Selecteer een pagina

Doen wat we beloven

Algemeen
Het Bureau Promotie Podiumkunsten heeft sinds 1 februari een nieuwe directeur. Peter Joziasse (43) komt van de publieke omroep; hij was drie jaar lang hoofd business development en sales bij de AVRO. Daarvoor werkte hij bij TNTPost als direct mediumexploitant en bij ARA Direct Communications. Zijn ambities? Sterk inzetten op kennisverwerving en kennismanagement, op de Podium Cadeaukaart, de collectieve promotie, op de innovatie die co-creatie en crossmediagebruik kunnen brengen en vooral: op samenwerking


Bij de AVRO had ik vanuit mijn functie zowel met de inhoud – de programma’s – als met de marketing en verkoop te maken. Als lid van het managementteam was ik verantwoordelijk voor de publiek-private samenwerking, de verkoop van content en de verkoop aan de consument. Daarnaast was ik verantwoordelijk voor de nieuwe media – internet, digitale televisie, social media en de community’s – dus in feite voor het zoeken naar nieuw soort achterban voor de AVRO. Hoewel ik vanuit de omroep heel actief was in kunst en cultuur kan ik nog veel leren van de sector. Misschien niet op het gebied van marketing, nieuwe media en het crossmediaal produceren van content. Op dat gebied denk ik veel te kunnen bijdragen bijvoorbeeld als het gaat om de synergie tussen de programmering en de marketing. Wat mij betreft is dat een duidelijk aandachtspunt voor de podiumkunsten.Bij de omroep was er uiteraard ook sprake van spanning tussen inhoud – het maken van onafhankelijke programma’s – en het exploiteren van die content. Als publieke omroep ben je allereerst bezig met het maken van mooie programma’s voor een breed publiek, maar het is vervolgens de kunst te bekijken hoe je op een andere manier kunt omgaan met de content, voor andere doeleinden, en hoe je ervoor zorgt dat die twee niet met elkaar in conflict komen. Maar ik houd wel van dat soort spanningsvelden. Ik ben een man van de inhoud, maar ik ben ook marketeer, en ik weet goed te scheiden wanneer je voor het een moet gaan of voor het ander. Het kan een mooi samenspel zijn.

 
Waarom ben je bij de AVRO weggegaan? 
Ik wilde niet perse weg, maar de AVRO ging reorganiseren en wilde besparen op de overhead. Bij de reorganisatie werden we als geheel management-team boventallig. We konden solliciteren op nieuwe functies, maar ik zag er geen meer op mijn niveau, met de verantwoordelijkheid die ik zoek, dus zocht ik een nieuwe uitdaging.
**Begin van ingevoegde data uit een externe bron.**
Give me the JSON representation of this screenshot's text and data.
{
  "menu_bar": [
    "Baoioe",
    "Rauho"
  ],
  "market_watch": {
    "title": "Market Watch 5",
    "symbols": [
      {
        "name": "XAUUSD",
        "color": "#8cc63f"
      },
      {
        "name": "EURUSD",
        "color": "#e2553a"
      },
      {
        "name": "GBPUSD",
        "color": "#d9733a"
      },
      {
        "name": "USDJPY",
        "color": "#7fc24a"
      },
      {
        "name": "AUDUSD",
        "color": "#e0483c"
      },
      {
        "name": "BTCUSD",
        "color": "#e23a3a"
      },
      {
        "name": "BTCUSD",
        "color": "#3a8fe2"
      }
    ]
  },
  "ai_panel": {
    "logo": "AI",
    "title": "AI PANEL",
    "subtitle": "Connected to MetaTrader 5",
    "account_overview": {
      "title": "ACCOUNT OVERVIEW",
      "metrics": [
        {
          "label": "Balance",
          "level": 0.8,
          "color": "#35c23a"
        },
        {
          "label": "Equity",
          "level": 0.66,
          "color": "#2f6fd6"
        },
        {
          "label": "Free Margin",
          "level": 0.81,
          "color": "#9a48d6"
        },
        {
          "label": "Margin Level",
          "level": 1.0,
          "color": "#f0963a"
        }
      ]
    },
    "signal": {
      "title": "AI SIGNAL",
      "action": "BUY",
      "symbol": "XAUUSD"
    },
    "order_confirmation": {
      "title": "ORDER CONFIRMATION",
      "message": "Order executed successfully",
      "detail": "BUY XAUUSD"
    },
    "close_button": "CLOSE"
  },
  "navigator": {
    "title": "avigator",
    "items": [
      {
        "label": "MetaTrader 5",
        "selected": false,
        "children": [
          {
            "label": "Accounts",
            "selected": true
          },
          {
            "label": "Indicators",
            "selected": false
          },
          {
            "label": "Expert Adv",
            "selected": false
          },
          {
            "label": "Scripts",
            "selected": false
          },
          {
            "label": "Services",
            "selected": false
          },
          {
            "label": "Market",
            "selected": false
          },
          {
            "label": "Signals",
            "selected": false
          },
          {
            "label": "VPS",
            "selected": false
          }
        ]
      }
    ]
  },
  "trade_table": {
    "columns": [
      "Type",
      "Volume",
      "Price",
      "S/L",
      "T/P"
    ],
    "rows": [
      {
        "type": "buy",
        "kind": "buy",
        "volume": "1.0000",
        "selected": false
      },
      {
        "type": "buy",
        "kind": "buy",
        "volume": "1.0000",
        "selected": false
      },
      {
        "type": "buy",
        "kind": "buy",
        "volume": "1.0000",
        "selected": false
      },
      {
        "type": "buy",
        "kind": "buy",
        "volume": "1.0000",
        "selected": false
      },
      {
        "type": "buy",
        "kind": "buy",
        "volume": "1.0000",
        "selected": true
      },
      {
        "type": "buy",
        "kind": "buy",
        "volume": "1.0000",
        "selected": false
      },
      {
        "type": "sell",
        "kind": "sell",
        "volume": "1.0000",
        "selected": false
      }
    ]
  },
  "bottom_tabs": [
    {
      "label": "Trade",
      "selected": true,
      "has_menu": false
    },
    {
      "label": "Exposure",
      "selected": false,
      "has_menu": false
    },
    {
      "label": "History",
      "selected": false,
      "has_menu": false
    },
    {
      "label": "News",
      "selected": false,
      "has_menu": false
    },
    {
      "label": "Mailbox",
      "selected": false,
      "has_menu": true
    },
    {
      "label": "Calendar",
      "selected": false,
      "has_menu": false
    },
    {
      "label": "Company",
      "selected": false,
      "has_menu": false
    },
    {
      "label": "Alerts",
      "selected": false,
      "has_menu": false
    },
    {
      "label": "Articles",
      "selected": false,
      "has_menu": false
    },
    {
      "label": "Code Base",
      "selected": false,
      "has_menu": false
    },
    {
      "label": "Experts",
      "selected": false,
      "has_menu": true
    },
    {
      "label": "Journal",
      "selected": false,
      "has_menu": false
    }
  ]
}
Die veranderingen bij de omroep, zoals samenwerking tussen de verschillende omroepen, worden afgedwongen door de politiek. Kun je dat vergelijken met de veranderingen die de politiek de podiumkunsten afdwingt?
Veranderen en vernieuwen gebeurt vaak pas echt, als de noodzaak groot is. Onder druk wordt alles vloeibaar. Vernieuwen is belangrijk voor de omroepen – daar zie ik inderdaad een relatie met de functie van het BPP. Samenwerken wordt steeds belangrijker. Het is een groot goed dat je, zowel bij de omroepen als in de podiumkunsten, aparte merken hebt met een eigen achterban, en zelfstandige, onafhankelijke makers, met een eigen identiteit en eigen keuze en eigen programmering en een eigen achterban – anders krijg je een eenheidsworst – maar je moet er ook over nadenken hoe je kunt zorgen dat je samen sterker staat. Dat is ook wat ik bij BPP ambieer: we moeten op sommige onderdelen proberen samen sterker te worden. Dat is niet makkelijk. Je ziet het ook in de omroepwereld. De Nederlandse publieke omroepen zijn samen verantwoordelijk voor een centrale programmering op Nederland 1, 2, 3 en Zapp en Zappelin. Ze moeten ervoor zorgen dat er een collectieve programmering is op een schaars medium als televisie. Maar ze moeten er tegelijk voor zorgen dat ze herkenbaar zijn en de kijker en luisteraar duidelijk maken wat waar te zien of te horen is. In dat verband wordt nu de term ‘zenderpaletten’ gebruikt, waarbij goed wordt gekeken naar het bereik binnen een breed publiek dankzij crosspromotie met bijvoorbeeld internet en digitale televisie, zoals Cultura 24.

 
Is het niet een achterhaalde discussie om te praten over zenderpaletten, zeker wanneer het gaat over internet en nieuwe media? Mensen zoeken toch wat bij hun eigen profiel past? 
Dat is waar, maar er zijn ook geslaagde voorbeelden van samenwerking tussen de omroepen zonder dat ze hun eigen merk inleveren. Kijk naar Uitzending Gemist. Dat is een succesvol voorbeeld waarbij de individuele makers – de omroepen en Nederland 1, 2, 3, Zapp en Zappelin – hebben besloten om content samen te archiveren en te ontsluiten via één platform. Het is niet makkelijk om je eigen content ‘af te staan’, maar Uitzending Gemist toont aan dat je soms in een bepaalde omgeving of op één platform samen sterker bent.
Maar er zijn ook andere voorbeelden van succesvolle samenwerking. Het laatste jaar heb ik bij de AVRO namens de gehele NPO gewerkt aan een ‘cultuurplatform’ op internet. Een soort Cultuur Gemist. Dat platform wordt als het goed is dit jaar gelanceerd. De AVRO werkt daarin onder andere samen met Cultura, NTR, VPRO, Beeld en Geluid en met het Nederlands Uitburo. Het draait daarbij om het goed metadateren van content, zodat die gemakkelijk op internet gevonden kan worden, ongeacht welk platform, in combinatie met het nieuw te ontwikkelen CIDN (Cultuur Identifcatie Nummer), zodat elk onderdeel van bijvoorbeeld de podiumkunsten een eigen identificatienummer heeft en gekoppeld kan worden aan, bijvoorbeeld, de video’s van de publieke omroepen.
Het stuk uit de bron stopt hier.